If you’re traveling with family, note that at least one class has been described as kid-friendly in terms of engagement and pacing, but the official age restrictions still apply.

The instructor factor: personalities like Matilda, Alessia, and Manuela

One of the strongest signals from past experiences is how much the instructors bring the room to life. You might get a guide like Matilda, Alessia, Manuela, Luigi, Emmanuella/Emmanuelle, or another English-speaking pizzaiolo. Names come up repeatedly, and the pattern is consistent: people enjoy the mix of food knowledge and real personality.

That matters because pizza technique can feel intimidating until someone breaks it down in plain language. The better the guide, the more you’ll remember what to do when you’re back home with flour on your hands.

Booking tips for a smooth 2-hour evening

A 2-hour class moves quickly, so plan like you would for a show:

  • Eat a light snack beforehand if you’re arriving from a long sightseeing run, so you can enjoy the meal without feeling stuffed too early.
  • Wear comfortable clothes you don’t mind getting a little warm or smelling faintly like pizza later.
  • Keep your schedule flexible enough to be on time.
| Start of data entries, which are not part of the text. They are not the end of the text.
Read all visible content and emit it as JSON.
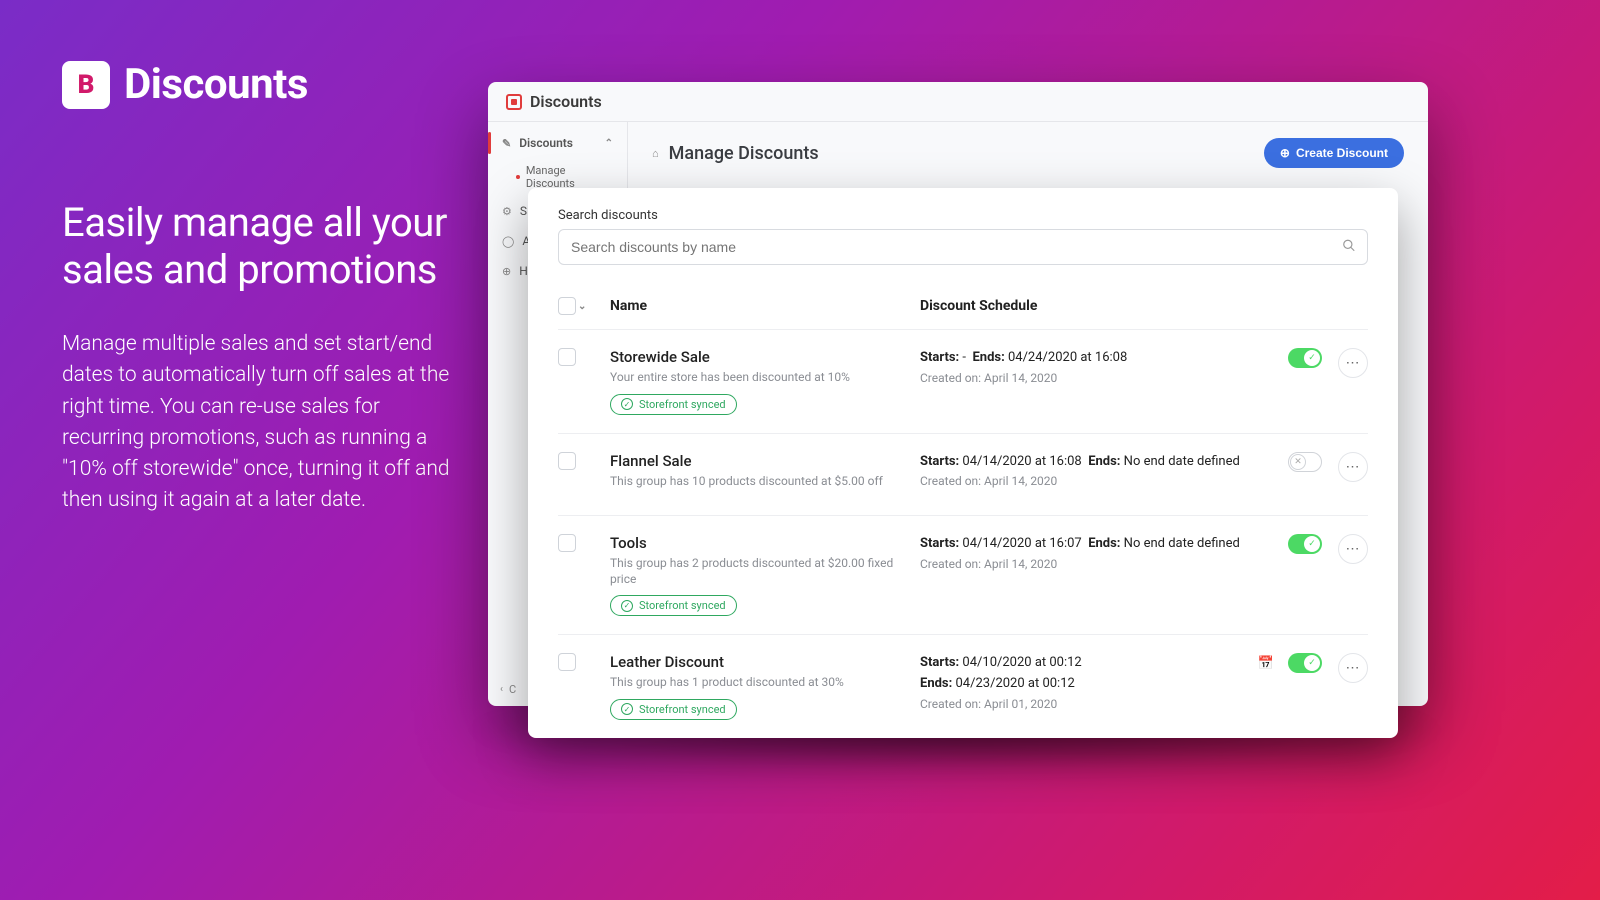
{
  "promo": {
    "logo_letter": "B",
    "title": "Discounts",
    "headline": "Easily manage all your sales and promotions",
    "body": "Manage multiple sales and set start/end dates to automatically turn off sales at the right time. You can re-use sales for recurring promotions, such as running a \"10% off storewide\" once, turning it off and then using it again at a later date."
  },
  "app": {
    "title": "Discounts",
    "sidebar": {
      "main": "Discounts",
      "sub": "Manage Discounts",
      "items": [
        "S",
        "A",
        "H"
      ],
      "footer": "C"
    },
    "page_heading": "Manage Discounts",
    "create_button": "Create Discount"
  },
  "search": {
    "label": "Search discounts",
    "placeholder": "Search discounts by name"
  },
  "columns": {
    "name": "Name",
    "schedule": "Discount Schedule"
  },
  "synced_label": "Storefront synced",
  "rows": [
    {
      "name": "Storewide Sale",
      "desc": "Your entire store has been discounted at 10%",
      "synced": true,
      "starts": "-",
      "ends": "04/24/2020 at 16:08",
      "schedule_inline": true,
      "created": "Created on: April 14, 2020",
      "toggle": "on",
      "calendar": false
    },
    {
      "name": "Flannel Sale",
      "desc": "This group has 10 products discounted at $5.00 off",
      "synced": false,
      "starts": "04/14/2020 at 16:08",
      "ends": "No end date defined",
      "schedule_inline": true,
      "created": "Created on: April 14, 2020",
      "toggle": "off",
      "calendar": false
    },
    {
      "name": "Tools",
      "desc": "This group has 2 products discounted at $20.00 fixed price",
      "synced": true,
      "starts": "04/14/2020 at 16:07",
      "ends": "No end date defined",
      "schedule_inline": true,
      "created": "Created on: April 14, 2020",
      "toggle": "on",
      "calendar": false
    },
    {
      "name": "Leather Discount",
      "desc": "This group has 1 product discounted at 30%",
      "synced": true,
      "starts": "04/10/2020 at 00:12",
      "ends": "04/23/2020 at 00:12",
      "schedule_inline": false,
      "created": "Created on: April 01, 2020",
      "toggle": "on",
      "calendar": true
    }
  ]
}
Show up at least 5 minutes early.

If you care about views, choose seating if they offer it during the meal portion. The sea-side feel and Castel Nuovo view are part of why the dining moment is so satisfying.

Should you book this Naples pizza and tiramisù class?

If your goal is an authentic Naples food evening with hands-on technique, I think this is an easy yes. For a single price you get pizza craft, tiramisù-making, and a sit-down meal with wine, all in the center of the city.

Book it if you want:

  • real Neapolitan Margherita experience
  • practical dough and sauce instruction in English
  • dessert you actively make, not just taste
  • a convenient location near major Naples landmarks

Skip it only if heat bothers you a lot, you need full wheelchair accessibility, or your group includes young children under the stated limits.

If you’re deciding between yet another Naples tour and a food activity that actually sticks with you, this one is a strong bet. It turns your evening into dinner plus a skill you can try again later.